Tra le attività del mondo rurale più importanti, e costantemente rappresentata nei calendari, vi è sicuramente l’uccisione e la macellazione del maiale, vera e propria “dispensa” per le famiglie – non solo contadine – e indispensabile garanzia di proteine e di grassi a cui attingere durante tutto l’anno. La carta 6v del manoscritto X.IV.2 descrive proprio questo momento dell’anno, che vede la macellazione, in questo caso, di un esemplare di cinta senese. Il codice X.IV.2, da cui la scena è tratta, è un breviario dalla preziosa legatura in velluto rosso con rosoni d’argento e nielli, appartenuto in origine alle Clarisse di Maggiano e proveniente dal monastero di Santa Chiara a Siena, il cui apparato illustrativo, databile agli anni intorno al 1441, è attribuito al pittore senese Sano di Pietro e alla sua bottega.
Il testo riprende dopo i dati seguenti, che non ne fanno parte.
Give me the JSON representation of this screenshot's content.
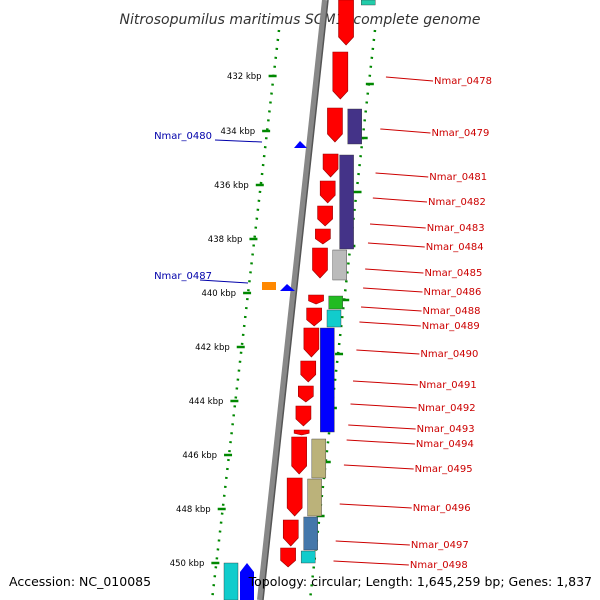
{
  "title": "Nitrosopumilus maritimus SCM1, complete genome",
  "footer": {
    "accession": "Accession: NC_010085",
    "summary": "Topology: circular; Length: 1,645,259 bp; Genes: 1,837"
  },
  "ticks": [
    "432 kbp",
    "434 kbp",
    "436 kbp",
    "438 kbp",
    "440 kbp",
    "442 kbp",
    "444 kbp",
    "446 kbp",
    "448 kbp",
    "450 kbp"
  ],
  "right_labels": [
    "Nmar_0478",
    "Nmar_0479",
    "Nmar_0481",
    "Nmar_0482",
    "Nmar_0483",
    "Nmar_0484",
    "Nmar_0485",
    "Nmar_0486",
    "Nmar_0488",
    "Nmar_0489",
    "Nmar_0490",
    "Nmar_0491",
    "Nmar_0492",
    "Nmar_0493",
    "Nmar_0494",
    "Nmar_0495",
    "Nmar_0496",
    "Nmar_0497",
    "Nmar_0498"
  ],
  "left_labels": [
    "Nmar_0480",
    "Nmar_0487"
  ],
  "colors": {
    "forward_gene": "#ff0000",
    "reverse_gene": "#0000ff",
    "backbone": "#888888",
    "scale_dots": "#008800",
    "right_label": "#cc0000",
    "left_label": "#0000aa"
  }
}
Ms. X.V.1, carta 4v e carta 5r

Il pane è alla base della piramide alimentare; i calendari quasi sempre rappresentano le attività collegate alla cerealicoltura, come nel caso del manoscritto X.V.1, raffinatissimo codice di provenienza borgognona databile al terzo quarto del ’400. I mesi di luglio e agosto (cc. 4v-5r), infatti, raffigurano, rispettivamente, la mietitura e la battitura del grano. Nei calendari italiani questo tipo di lavori è rappresentato solitamente nei mesi di giugno e luglio; lo scarto di un mese rispetto ai calendari francesi, e più in generale a quelli del nord Europa, è senz’altro dovuto alle differenze climatiche tra le due aree. Il codice X.V.1 reca anche un’altra particolarità: ad accompagnare il calendario con i lavori agricoli tipici dei mesi sono rappresentati anche i segni zodiacali. In un’unica composizione, quindi, sono riunite una raffigurazione colta e antica (lo zodiaco) e una rappresentazione popolare che racconta il presente (i lavori dei mesi), ovvero un’immagine del cielo e una della terra.

Ms. X.IV.2, carta 3r

Ci sono alcuni mesi, tuttavia, come quelli primaverili di aprile e maggio, che presentano una particolarità: spesso, infatti, nella loro rappresentazione, non sono raffigurate le attività agricole tipiche del periodo. Come nel caso del manoscritto X.IV.2, nel quale, alla carta 3r, sono raffigurati, a destra, un cavaliere con un falchetto sul braccio che si avvia alla caccia e a sinistra due ragazzi di fronte alla porta di una casa, forse pronti a “cantare il maggio”, stringendo tra le mani l’“arboscello” o “bruscello”. Proprio con il termine “bruscello” in Toscana, e particolarmente nel Senese, si indica una forma di teatro popolare, ancora oggi esistente, nella quale i “bruscellanti” si muovevano in corteo nelle campagne per raggiungere il podere che aveva organizzato lo spettacolo, tenendo bene in vista un ramoscello (“bruscello”), intorno al quale spesso era allestita la rappresentazione.